A 78-year-old man comes to the Emergency Department due to concerns from his wife about his behavior. She reports that he was packing a suitcase because he believed he was on a cruise and needed to go home. The patient was recently prescribed antibiotics for a UTI by his General Practitioner. He has a medical history of benign prostatic hyperplasia, osteoarthritis, hypertension, and gout. During the examination, he appears disoriented and experiences lower abdominal discomfort. Which of the patient’s current medications is most likely contributing to his symptoms?

MRCP2-0691

A 56-year-old woman with multiple chronic conditions presents to the Emergency Department after intentionally overdosing on paracetamol tablets. What medication, when taken long-term, increases the likelihood of complications from paracetamol overdose?

MRCP2-0692

A 67-year-old man presents to the Respiratory Clinic with a 5-month history of intermittent chest tightness and difficulty breathing. He occasionally experiences a dry cough but denies any fever or cold symptoms. His wife reports that he sounds wheezy at times. The patient has a medical history of hypertension, gout, and atrial fibrillation. He does not smoke and has no known allergies. On examination, he has a respiratory rate of 20 breaths/minute and saturations of 94% on room air. Mild bilateral wheeze is heard on auscultation. After conducting normal blood tests and chest X-ray, the Respiratory Consultant suspects that the patient’s symptoms may be drug-induced. Which medication is most likely responsible for this patient’s presentation?

MRCP2-0693

A 35-year-old woman presents to the Pharmacology Clinic for evaluation. Her primary care physician has referred her for hypertension management as she plans to conceive her first child soon, and the doctor is uncertain about how to proceed.
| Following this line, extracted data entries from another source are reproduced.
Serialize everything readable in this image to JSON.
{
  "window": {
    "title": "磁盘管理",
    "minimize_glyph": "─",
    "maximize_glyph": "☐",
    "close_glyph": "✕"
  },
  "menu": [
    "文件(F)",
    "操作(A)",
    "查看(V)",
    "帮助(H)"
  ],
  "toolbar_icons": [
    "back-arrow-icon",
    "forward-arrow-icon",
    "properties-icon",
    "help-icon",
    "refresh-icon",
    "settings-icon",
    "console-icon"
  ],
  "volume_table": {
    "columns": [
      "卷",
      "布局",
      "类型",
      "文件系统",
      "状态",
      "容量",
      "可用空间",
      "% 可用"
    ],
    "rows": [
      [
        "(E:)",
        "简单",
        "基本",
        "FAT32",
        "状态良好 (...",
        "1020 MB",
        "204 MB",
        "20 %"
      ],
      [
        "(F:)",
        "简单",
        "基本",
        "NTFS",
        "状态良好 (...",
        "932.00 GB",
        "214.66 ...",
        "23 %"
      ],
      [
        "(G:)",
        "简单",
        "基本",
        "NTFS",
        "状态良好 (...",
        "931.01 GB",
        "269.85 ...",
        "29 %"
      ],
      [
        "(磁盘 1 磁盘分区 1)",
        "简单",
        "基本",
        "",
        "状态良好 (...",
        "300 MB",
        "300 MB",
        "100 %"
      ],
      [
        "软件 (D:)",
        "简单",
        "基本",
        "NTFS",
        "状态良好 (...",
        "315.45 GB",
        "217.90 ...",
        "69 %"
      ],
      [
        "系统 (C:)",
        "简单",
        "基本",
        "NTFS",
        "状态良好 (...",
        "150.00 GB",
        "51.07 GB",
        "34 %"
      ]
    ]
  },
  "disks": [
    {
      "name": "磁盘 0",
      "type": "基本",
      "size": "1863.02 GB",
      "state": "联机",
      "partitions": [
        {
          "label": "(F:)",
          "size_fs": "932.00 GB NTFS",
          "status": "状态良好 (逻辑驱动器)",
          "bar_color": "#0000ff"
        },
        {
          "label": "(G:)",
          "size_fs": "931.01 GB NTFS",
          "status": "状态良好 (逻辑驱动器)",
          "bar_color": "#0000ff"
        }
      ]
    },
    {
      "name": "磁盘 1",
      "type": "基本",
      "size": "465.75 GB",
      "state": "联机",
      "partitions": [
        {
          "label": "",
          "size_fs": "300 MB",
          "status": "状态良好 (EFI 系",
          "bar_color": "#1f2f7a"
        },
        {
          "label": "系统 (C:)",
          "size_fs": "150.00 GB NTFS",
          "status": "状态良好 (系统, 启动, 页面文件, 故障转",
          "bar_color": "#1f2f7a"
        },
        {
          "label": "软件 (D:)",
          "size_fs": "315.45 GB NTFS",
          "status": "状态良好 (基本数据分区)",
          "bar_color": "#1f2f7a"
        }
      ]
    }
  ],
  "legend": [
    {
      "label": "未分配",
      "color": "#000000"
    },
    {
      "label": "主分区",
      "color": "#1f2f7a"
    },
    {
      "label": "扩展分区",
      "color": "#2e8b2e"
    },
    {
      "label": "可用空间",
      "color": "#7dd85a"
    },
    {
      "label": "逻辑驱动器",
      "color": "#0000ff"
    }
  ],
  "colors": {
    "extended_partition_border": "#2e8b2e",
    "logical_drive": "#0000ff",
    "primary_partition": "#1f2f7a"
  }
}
Upon examination, her blood pressure is 155/95 mmHg, and her pulse is regular at 75 bpm. Her BMI is 23 kg/m2, and renal function testing and renal tract ultrasound are normal. She is believed to have essential hypertension. What is the most effective treatment for her high blood pressure?

MRCP2-0694

A 32-year-old male visits his primary care physician (PCP) complaining of dystonia after being given metoclopramide for vomiting and diarrhoea. What is the most suitable medication to treat his dystonic reaction?

MRCP2-0695

An 81-year-old woman presents with progressive memory loss and leg weakness. She resides in a nursing home and has difficulty walking and recognizing her caregivers. She has a 22-year history of type 2 diabetes mellitus and takes metformin, as well as atenolol, enalapril, and verapamil for hypertension, and trimethoprim for recurrent urinary tract infections. Her MMSE score has decreased from 22/30 six months ago to 11/30 today. On examination, she appears pale and has pale conjunctiva. Neurological examination reveals reduced tone, power, and co-ordination with absent reflexes and upward plantar responses. Her blood count shows low Hb and MCV, and her B12 and folate levels are also low. What is the most likely cause of her B12 deficiency?